We further report a novel relationship between microperimetry and the four-primary photostimulator where lower MS and PD are significantly correlated with lower LMSR CFF. Although the microperimeter background light level is in the upper mesopic range and the achromatic test stimuli estimate visual sensitivity mediated by rods and cones in different states of relative sensitivity, its inbuilt fixation tracking system may improve the detection of functional vision changes over that of other conventional ophthalmic tests we performed under photopic illuminations (e.g., color vision, flicker perimetry). Although microperimetry results were not significantly reduced in gene-positive compared with gene-negative participants in this cohort, future studies in a larger cohort of older gene-positive participants may have increased statistical power to detect subclinical deficits.

The SNPs identified in this study have been all related to neovascular AMD.^2,3,41 Ischemia due to underlying cardiovascular conditions has been suggested as a major factor in the development of ARM and in neovascular AMD.^{1,11,14,42,43} Moreover, a recent study has identified three other gene variants on chromosomes 15, 16, and 22 with an increased risk of AMD that are related to the cholesterol metabolism and thus cardiovascular risk factors.⁴ A person with these gene variants may be predisposed to functional deficits because of ischemic insults. Thus a test that increases the oxygen demand by both increased photoreceptor activity (during mesopic conditions) and increased blood flow (during flicker stimulation) as used in our experiment may facilitate the early detection of the first functional deficits.

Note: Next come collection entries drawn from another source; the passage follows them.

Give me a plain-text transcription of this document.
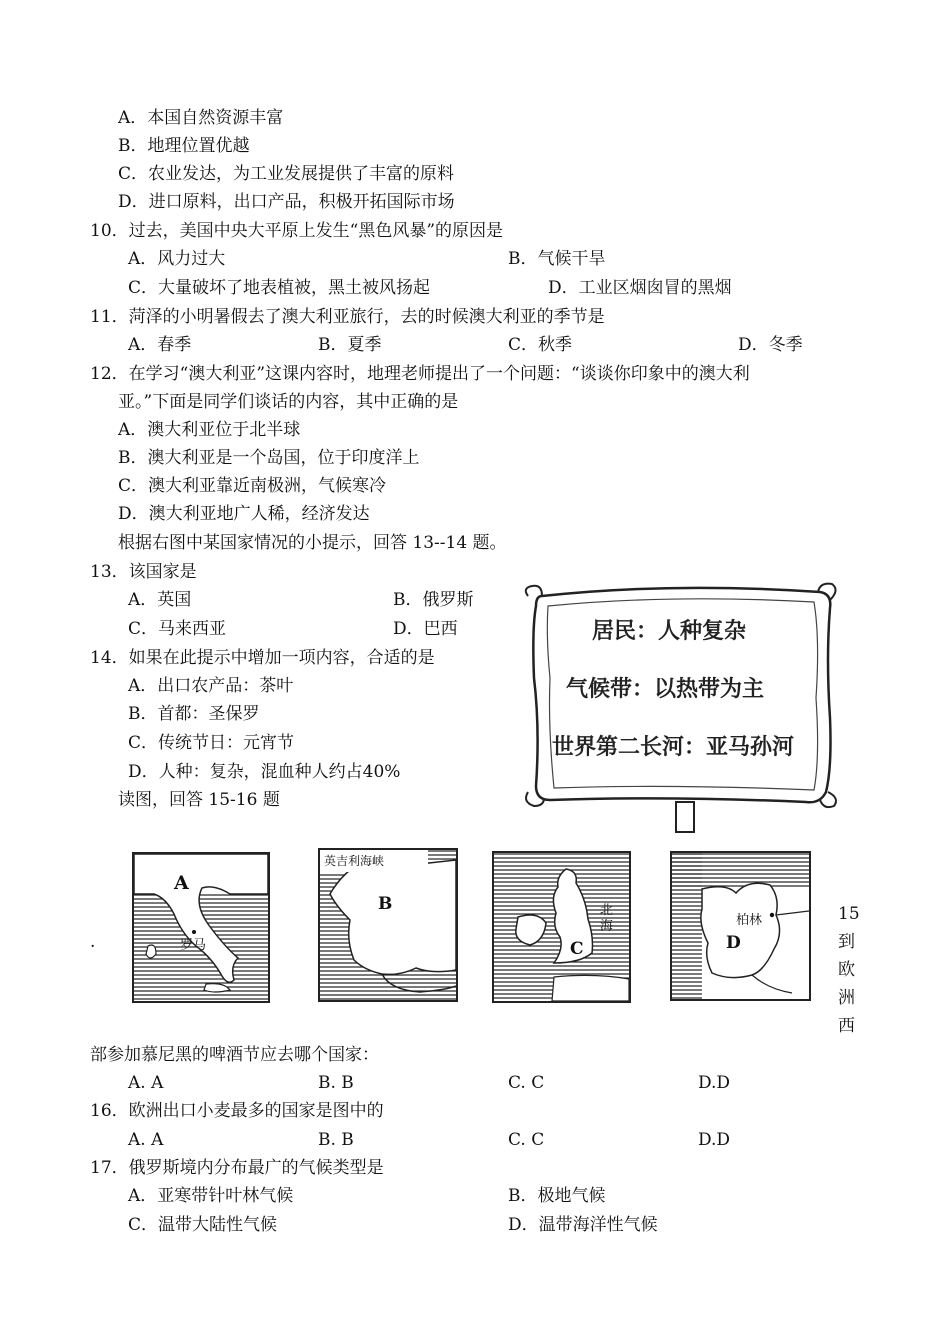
A．本国自然资源丰富
B．地理位置优越
C．农业发达，为工业发展提供了丰富的原料
D．进口原料，出口产品，积极开拓国际市场
10．过去，美国中央大平原上发生“黑色风暴”的原因是
A．风力过大	B．气候干旱
C．大量破坏了地表植被，黑土被风扬起	D．工业区烟囱冒的黑烟
11．菏泽的小明暑假去了澳大利亚旅行，去的时候澳大利亚的季节是
A．春季	B．夏季	C．秋季	D．冬季
12．在学习“澳大利亚”这课内容时，地理老师提出了一个问题：“谈谈你印象中的澳大利
亚。”下面是同学们谈话的内容，其中正确的是
A．澳大利亚位于北半球
B．澳大利亚是一个岛国，位于印度洋上
C．澳大利亚靠近南极洲，气候寒冷
D．澳大利亚地广人稀，经济发达
根据右图中某国家情况的小提示，回答 13--14 题。
13．该国家是
A．英国	B．俄罗斯
C．马来西亚	D．巴西
14．如果在此提示中增加一项内容，合适的是
A．出口农产品：茶叶
B．首都：圣保罗
C．传统节日：元宵节
D．人种：复杂，混血种人约占40%
读图，回答 15-16 题
居民：人种复杂
气候带：以热带为主
世界第二长河：亚马孙河
.
A
罗马
英吉利海峡
B	北海
C
柏林
D
15
到
欧
洲
西
部参加慕尼黑的啤酒节应去哪个国家：
A. A	B. B	C. C	D.D
16．欧洲出口小麦最多的国家是图中的
A. A	B. B	C. C	D.D
17．俄罗斯境内分布最广的气候类型是
A．亚寒带针叶林气候	B．极地气候
C．温带大陆性气候	D．温带海洋性气候
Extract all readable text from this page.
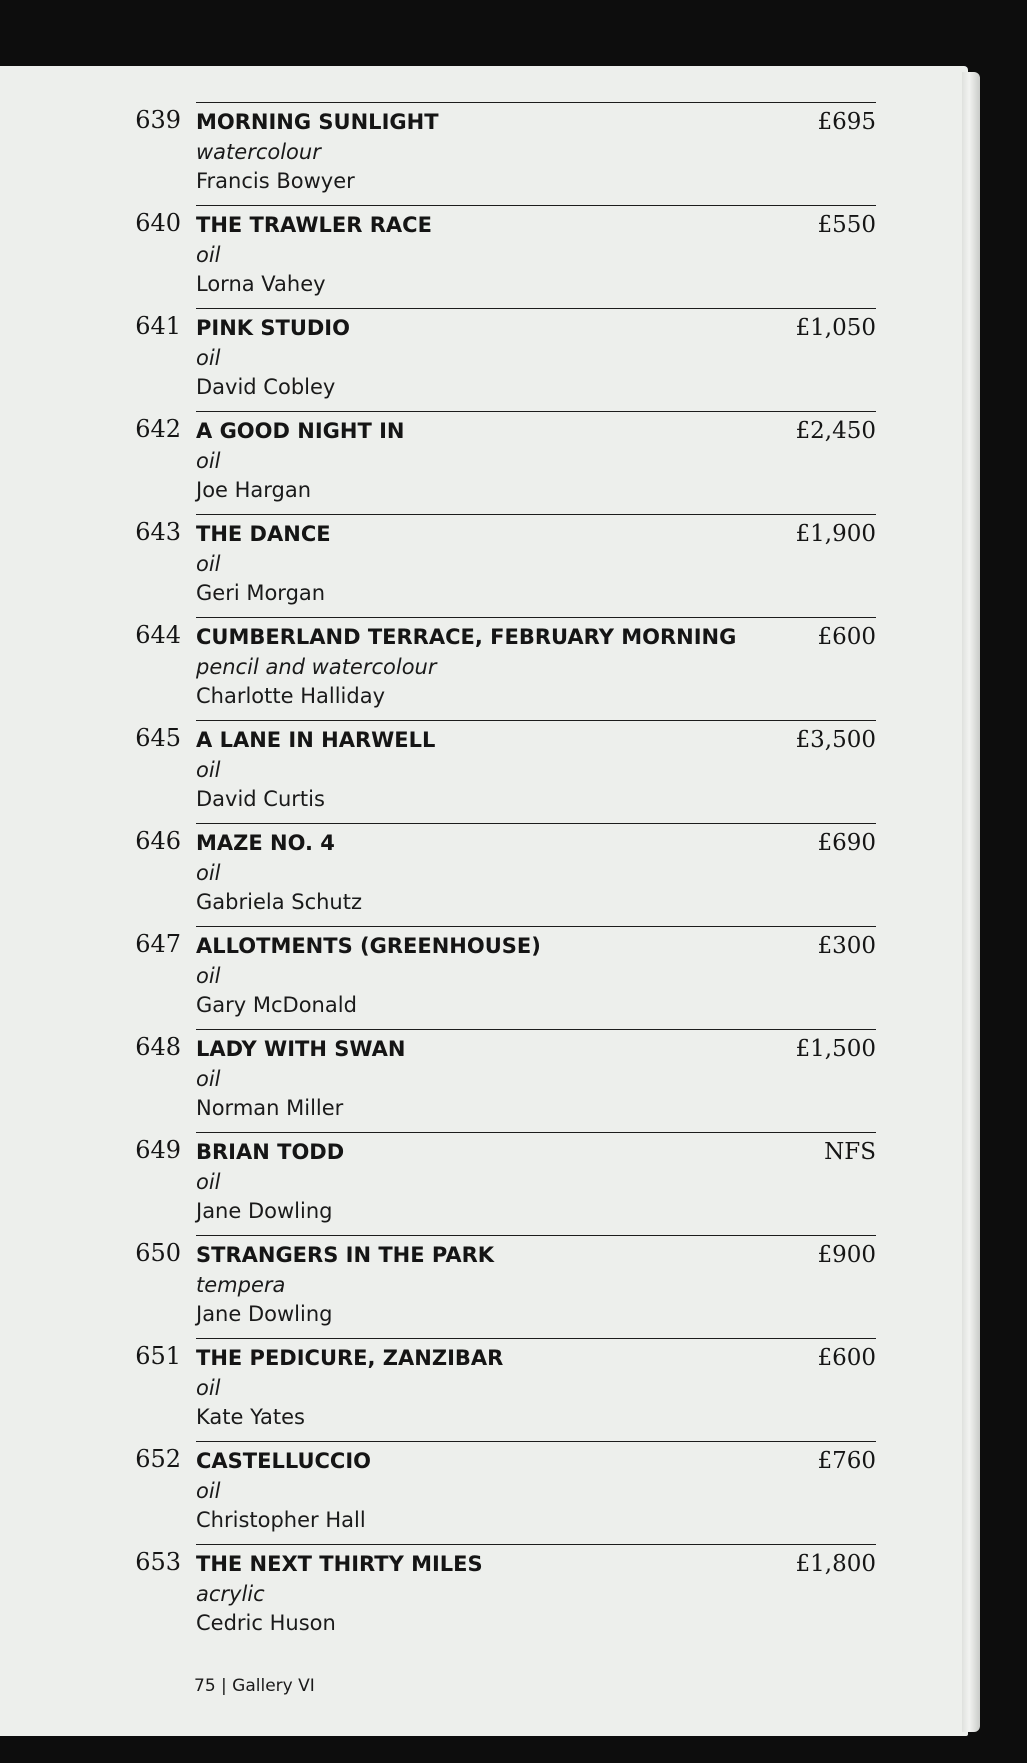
639 MORNING SUNLIGHT
watercolour
Francis Bowyer
£695
640 THE TRAWLER RACE
oil
Lorna Vahey
£550
641 PINK STUDIO
oil
David Cobley
£1,050
642 A GOOD NIGHT IN
oil
Joe Hargan
£2,450
643 THE DANCE
oil
Geri Morgan
£1,900
644 CUMBERLAND TERRACE, FEBRUARY MORNING
pencil and watercolour
Charlotte Halliday
£600
645 A LANE IN HARWELL
oil
David Curtis
£3,500
646 MAZE NO. 4
oil
Gabriela Schutz
£690
647 ALLOTMENTS (GREENHOUSE)
oil
Gary McDonald
£300
648 LADY WITH SWAN
oil
Norman Miller
£1,500
649 BRIAN TODD
oil
Jane Dowling
NFS
650 STRANGERS IN THE PARK
tempera
Jane Dowling
£900
651 THE PEDICURE, ZANZIBAR
oil
Kate Yates
£600
652 CASTELLUCCIO
oil
Christopher Hall
£760
653 THE NEXT THIRTY MILES
acrylic
Cedric Huson
£1,800
75 | Gallery VI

The demonstrated relationship between a risk genotype and impaired mesopic visual function in persons with clinically normal eyes is important because visual function may be responsive to appropriate environmental manipulation such as changing diet and lifestyle.⁴⁴ Persons with ARM risk genotypes who smoke or have a poor diet have an approximate doubling of the risk of ARM progression, compared with those who are gene positive but do not have such environmental exposures.⁴⁵ Moreover, late stages of ARM may be preventable because recent studies indicate that a healthy lifestyle including a healthy diet, physical activity, adequate vitamin D intake, and not smoking can decrease the risk for developing intermediate age-related macular degeneration by about twofold.⁴⁶ These findings support our approach that the application of sensitive tests as biomarkers for the early detection and appropriate monitoring of disease is vital because risk is modifiable. Monitoring visual function with a quantitative test will further enable the evaluation of the effect of lifestyle changes on a person's health (such as change in a person's environmental exposures) and reduce the economic costs associated with the most common cause of blindness in the western world. The study findings may have future applications in the verification of subclinical ARM without genetic assessment.

Assessing mesopic vision as a biomarker of subclinical ARM may have potential significant implications in determining the pathomechanisms of the subtypes of neovascular ARM such as occult, classic, polypoidal choroidal vasculopathy, or retinal angiomatous proliferations that are poorly understood. It has been demonstrated that different gene variants promote subtypes of ARM.^47,48 Further longitudinal clinical investigation is required to study persons with significantly reduced mesopic vision and gene-positive carrier status to determine whether visual function deteriorates faster than those in the low-risk (gene-negative) group and to understand the relationship between genotype and phenotype by quantitatively measuring visual function related to genotypes to determine progression to ARM.